Which brings me to my second point. Get an official rule book (personally I prefer hard copies). Study it from cover to cover and know it like the back of your hand, even if you only intend to do matches. My opinion is, if you want to play the game -- know the game.

Good luck if you follow through with your plans. And have fun, of course.


----------



## SDRRanger (May 2, 2013)

thanks for all the advice guys. I come from horse showing/training background and well, let's just say some of the people aren't so nice behind the scenes lol. I guess you get that wherever you go. 

This Monday we're going to go to the drop in rally class held before our nosework to see what it's about and the different signs (I've been reading the CKC online rule book at night haha). I'm not overly confident that we'll be able to keep taking this class as it would mean rally from 6-7, wait around, and then nosework from 8-9...it might be too long a day for him but we'll see how he does.


----------



## elrohwen (Nov 10, 2011)

SDRRanger said:


> thanks for all the advice guys. I come from horse showing/training background and well, let's just say some of the people aren't so nice behind the scenes lol. I guess you get that wherever you go.


Yeah, I think those kinds of people are involved in most competitive endeavors, but I've never found it very hard to avoid them. I'm just friendly with everyone, and in general people have been friendly with me. I've heard some snarking behind other people's backs, and I've heard of bad behavior second hand, but if you just stay positive and on the surface it shouldn't effect you. 
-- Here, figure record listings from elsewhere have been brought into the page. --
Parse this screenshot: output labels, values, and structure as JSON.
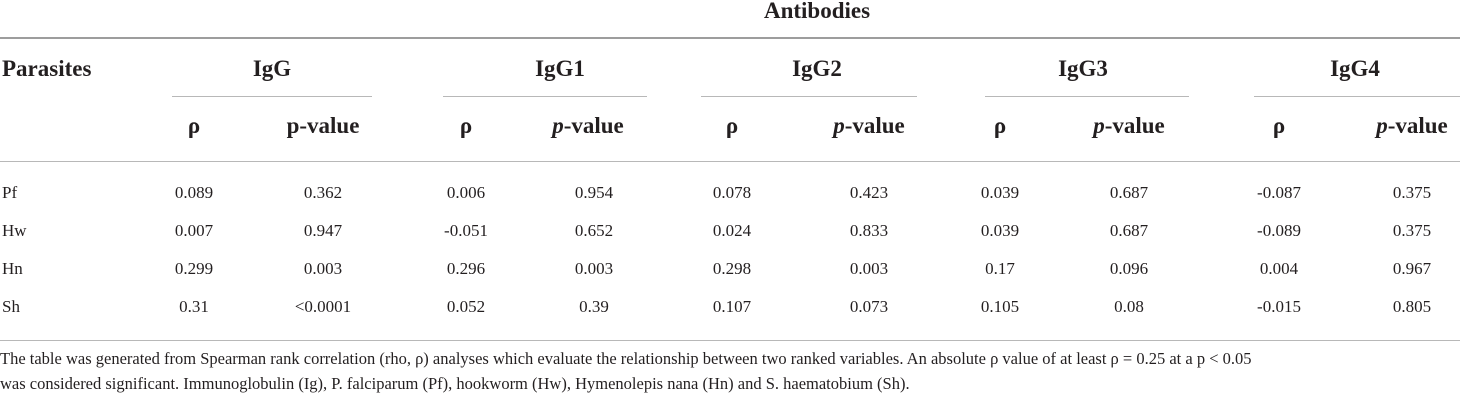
{
  "table": {
    "group_header": "Antibodies",
    "row_header": "Parasites",
    "groups": [
      "IgG",
      "IgG1",
      "IgG2",
      "IgG3",
      "IgG4"
    ],
    "subheaders": {
      "rho": "ρ",
      "pvalue_plain": "p-value",
      "pvalue_italic_p": "p",
      "pvalue_rest": "-value"
    },
    "rows": [
      {
        "parasite": "Pf",
        "values": [
          "0.089",
          "0.362",
          "0.006",
          "0.954",
          "0.078",
          "0.423",
          "0.039",
          "0.687",
          "-0.087",
          "0.375"
        ]
      },
      {
        "parasite": "Hw",
        "values": [
          "0.007",
          "0.947",
          "-0.051",
          "0.652",
          "0.024",
          "0.833",
          "0.039",
          "0.687",
          "-0.089",
          "0.375"
        ]
      },
      {
        "parasite": "Hn",
        "values": [
          "0.299",
          "0.003",
          "0.296",
          "0.003",
          "0.298",
          "0.003",
          "0.17",
          "0.096",
          "0.004",
          "0.967"
        ]
      },
      {
        "parasite": "Sh",
        "values": [
          "0.31",
          "<0.0001",
          "0.052",
          "0.39",
          "0.107",
          "0.073",
          "0.105",
          "0.08",
          "-0.015",
          "0.805"
        ]
      }
    ]
  },
  "caption": {
    "line1": "The table was generated from Spearman rank correlation (rho, ρ) analyses which evaluate the relationship between two ranked variables. An absolute ρ value of at least ρ = 0.25 at a p < 0.05",
    "line2": "was considered significant. Immunoglobulin (Ig), P. falciparum (Pf), hookworm (Hw), Hymenolepis nana (Hn) and S. haematobium (Sh)."
  }
}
And with things like trialling in Rally, you're not going to be doing it so often that you get to know a ton of people. It's not like agility where people go every weekend and see the same people. You might not go to more than a handful of trials ever for Rally, and they are usually at bigger shows where people are more concerned with conformation than what's going on in the obedience and rally rings (at least in my experience).


----------